I'm sure the list could go on and on but those are a few off the top of my head. I don't want my kids growing up with these ideas about sex. But I'm not quite sure what they should believe in. 

I don't care what their sexual interests are. But I want them to become comfortable with their sexual thoughts. I want them to be good at communicating with their partners. I want them to know how to pick sexual partners, and to know how to attract the right type of people to meet their needs and vice versa. When the time comes, I want them to chose their spouse with wisdom and maturity.

So, the question is, how do I do that?


----------



## that_girl (Jul 6, 2011)

Give them a good example. If you can't do that, talk about sex openly but seriously. Share "secrets" of marriage and how to make it work. I do this with my 13 year old.


----------



## east2west (Oct 19, 2012)

that_girl said:


> Give them a good example. If you can't do that, talk about sex openly but seriously. Share "secrets" of marriage and how to make it work. I do this with my 13 year old.


Assuming our sex life is awesome, how do we make an example for the kids? I mean, most parents try to pretend they never have sex which cannot be the right way, but what is the right way?

What are some of the secrets that you share with your 13 year old?


----------



## TCSRedhead (Oct 17, 2012)

I agree with that_girl, lead by example. By having a healthy sexual relationship, you begin to show that it is possible. It's also important to talk about everything! Talk about what you read in the news, what's happening all around you. Don't act squeamish about talking about sex or bodies. I never called them cutesy names or hid my body from my kids if they walked into my room or bathroom. 

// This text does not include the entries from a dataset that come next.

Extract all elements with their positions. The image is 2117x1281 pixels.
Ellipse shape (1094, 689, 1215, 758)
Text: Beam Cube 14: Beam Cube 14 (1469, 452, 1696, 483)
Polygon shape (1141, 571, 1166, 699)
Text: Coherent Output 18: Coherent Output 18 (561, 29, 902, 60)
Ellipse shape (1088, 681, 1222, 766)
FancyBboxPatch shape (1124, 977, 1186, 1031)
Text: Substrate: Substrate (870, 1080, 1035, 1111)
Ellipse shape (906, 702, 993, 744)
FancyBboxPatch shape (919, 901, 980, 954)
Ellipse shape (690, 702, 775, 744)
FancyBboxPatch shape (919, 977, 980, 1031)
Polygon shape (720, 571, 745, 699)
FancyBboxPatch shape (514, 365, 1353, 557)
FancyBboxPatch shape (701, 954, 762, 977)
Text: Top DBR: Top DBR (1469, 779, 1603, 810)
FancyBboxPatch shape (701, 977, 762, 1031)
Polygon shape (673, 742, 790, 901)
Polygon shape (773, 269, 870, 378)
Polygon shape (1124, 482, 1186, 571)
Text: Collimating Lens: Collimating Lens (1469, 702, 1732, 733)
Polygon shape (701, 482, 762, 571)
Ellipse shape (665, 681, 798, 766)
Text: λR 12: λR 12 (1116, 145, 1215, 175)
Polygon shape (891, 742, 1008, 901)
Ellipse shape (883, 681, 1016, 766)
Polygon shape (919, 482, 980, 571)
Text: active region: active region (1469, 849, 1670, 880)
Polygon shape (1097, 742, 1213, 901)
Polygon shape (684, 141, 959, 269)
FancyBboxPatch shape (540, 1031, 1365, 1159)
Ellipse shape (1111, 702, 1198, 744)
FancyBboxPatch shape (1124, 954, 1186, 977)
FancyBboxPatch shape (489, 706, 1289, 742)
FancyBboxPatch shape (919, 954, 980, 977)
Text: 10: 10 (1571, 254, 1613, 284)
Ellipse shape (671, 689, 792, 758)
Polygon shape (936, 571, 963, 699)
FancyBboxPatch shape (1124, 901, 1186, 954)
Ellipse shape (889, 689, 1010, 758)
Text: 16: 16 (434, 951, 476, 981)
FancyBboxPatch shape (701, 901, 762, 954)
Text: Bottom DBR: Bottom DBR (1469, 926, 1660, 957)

When you create this environment, your kids don't think twice about talking about sex.
_Posted via Mobile Device_


----------



## TCSRedhead (Oct 17, 2012)

You don't have to parade your sex life per se, but hubby and I would kiss, touch each other affectionately, or disappear into the bathroom for a quickie. Kids see that we are affectionate and intimate and that becomes 'normal'.
_Posted via Mobile Device_


----------



## that_girl (Jul 6, 2011)

My H and I are openly flirtatious and affectionate with each other. We get "caught" by our kids while kissing in the kitchen  

When my daughter says "EW, GROSS!" about sex or kissing, I just say, "It's part of a healthy marriage! you'll see someday!"

When it comes to our "girl talks" we talk about relationships and sex and marriage and how things work best. My values may not be everyone else's, so I will just say to teach YOUR child your values. We have open talks about sex and I do tell her how important passion is in a marriage.

But right now, it's mostly what she sees. She sees us pinch butts and sneak kisses. Sure she's probably grossed out, but it is the norm here so hopefully it will be her norm when she grows up.


----------



## TrustInUs (Sep 9, 2012)

Great post. A lot of those on the list are things I've had to deal with, especially the first one. I plan to be as open as possible, especially with my girls because I don't want them to be as misinformed as I was. I am also very affectionate and respectful to my H so that they will see what a healthly relationship is like..... I did not have that growing up.

We've also decided that when the kids get older and start to know what's going on, we won't go out of our way to hide or pretend that we don't have sex. But will explain as best we can and age appropriately.


----------